Sitemon flow
One of the most critical use cases we cover for WLCG is the Sitemon one, this flow is based on ETF (Experiments Test Framework) provided metrics that are aggregated together to produce the so called "Sitemon" metrics, composed of endpoint, flavour and site statuses.
All these information is further used for the creation of the "Availability/Reliability" reports, that are shared every month with the WLCG community and used for different purposes. If site managers are not agreeing with what the report shows they are entitled to request a recomputation to altet the reported results. More specific information on how to request recomputations as well as the produced reports can be found in the wlcg-sitemon website.
Flows
The main responsible for the raw data in this flow is the ETF team, as they are the one in charge of running the tests and submitting the results to MONIT, once the data is in, it undergoes different processing to end up in the expected shape.
As a pre-production infrastructure, ETF people also submit a set of metrics from their "QA" environment that in MONIT is treated in parallel to the production data.
Input | Processing type | Storage | Index Pattern | Dashboards |
---|---|---|---|---|
ETF | Enrichment | OpenSearch LT | monit_prod_sam3_enr_metric | historical tests |
ETF | Aggregation | OpenSearch LT | monit_prod_sitemon_agg | historical Profiles |
ETF-QA | Enrichment | OpenSearch LT | monit_prod_sam3-qa_enr_metric | historical tests |
ETF-QA | Aggregation | OpenSearch LT | monit_prod_sitemon-qa_agg | historical Profiles QA |
How does the flow work?
ETF will produce status metrics for different endpoints configured by the experiments, these metrics are then aggregated following the profiles definition into endpoint, and site status metrics.

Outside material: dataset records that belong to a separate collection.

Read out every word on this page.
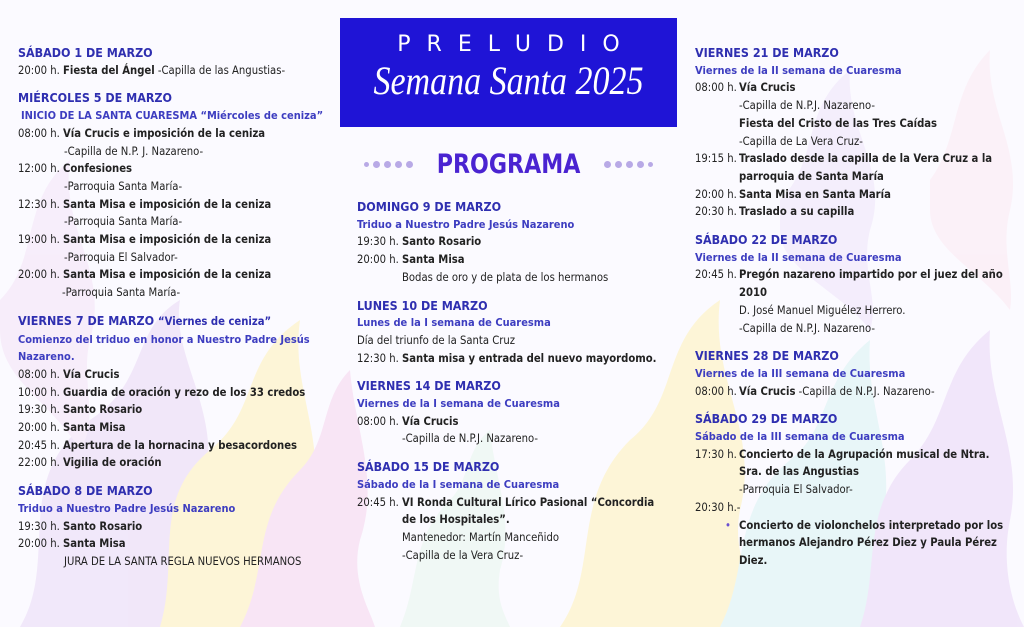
PRELUDIO
Semana Santa 2025
PROGRAMA
SÁBADO 1 DE MARZO
20:00 h. Fiesta del Ángel -Capilla de las Angustias-
MIÉRCOLES 5 DE MARZO
INICIO DE LA SANTA CUARESMA “Miércoles de ceniza”
08:00 h. Vía Crucis e imposición de la ceniza
-Capilla de N.P. J. Nazareno-
12:00 h. Confesiones
-Parroquia Santa María-
12:30 h. Santa Misa e imposición de la ceniza
-Parroquia Santa María-
19:00 h. Santa Misa e imposición de la ceniza
-Parroquia El Salvador-
20:00 h. Santa Misa e imposición de la ceniza
-Parroquia Santa María-
VIERNES 7 DE MARZO “Viernes de ceniza”
Comienzo del triduo en honor a Nuestro Padre Jesús Nazareno.
08:00 h. Vía Crucis
10:00 h. Guardia de oración y rezo de los 33 credos
19:30 h. Santo Rosario
20:00 h. Santa Misa
20:45 h. Apertura de la hornacina y besacordones
22:00 h. Vigilia de oración
SÁBADO 8 DE MARZO
Triduo a Nuestro Padre Jesús Nazareno
19:30 h. Santo Rosario
20:00 h. Santa Misa
JURA DE LA SANTA REGLA NUEVOS HERMANOS
DOMINGO 9 DE MARZO
Triduo a Nuestro Padre Jesús Nazareno
19:30 h. Santo Rosario
20:00 h. Santa Misa
Bodas de oro y de plata de los hermanos
LUNES 10 DE MARZO
Lunes de la I semana de Cuaresma
Día del triunfo de la Santa Cruz
12:30 h. Santa misa y entrada del nuevo mayordomo.
VIERNES 14 DE MARZO
Viernes de la I semana de Cuaresma
08:00 h. Vía Crucis
-Capilla de N.P.J. Nazareno-
SÁBADO 15 DE MARZO
Sábado de la I semana de Cuaresma
20:45 h. VI Ronda Cultural Lírico Pasional “Concordia de los Hospitales”.
Mantenedor: Martín Manceñido
-Capilla de la Vera Cruz-
VIERNES 21 DE MARZO
Viernes de la II semana de Cuaresma
08:00 h. Vía Crucis
-Capilla de N.P.J. Nazareno-
Fiesta del Cristo de las Tres Caídas
-Capilla de La Vera Cruz-
19:15 h. Traslado desde la capilla de la Vera Cruz a la parroquia de Santa María
20:00 h. Santa Misa en Santa María
20:30 h. Traslado a su capilla
SÁBADO 22 DE MARZO
Viernes de la II semana de Cuaresma
20:45 h. Pregón nazareno impartido por el juez del año 2010
D. José Manuel Miguélez Herrero.
-Capilla de N.P.J. Nazareno-
VIERNES 28 DE MARZO
Viernes de la III semana de Cuaresma
08:00 h. Vía Crucis -Capilla de N.P.J. Nazareno-
SÁBADO 29 DE MARZO
Sábado de la III semana de Cuaresma
17:30 h. Concierto de la Agrupación musical de Ntra. Sra. de las Angustias
-Parroquia El Salvador-
20:30 h.-
• Concierto de violonchelos interpretado por los hermanos Alejandro Pérez Diez y Paula Pérez Diez.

Currently the flow supports the following statuses:
- OK: The tests returned as success (100% available/reliable, 0% unknown)
- CRITICAL: The tests returned as failure (100% available/reliable, 0% unknown)
- DOWNTIME: The site was marked as downtime (0% available/ 100% reliable, 0% unknown)
- UNKNOWN/NODATA: There were no tests for the period of time (0% available/reliable, 100% unknown)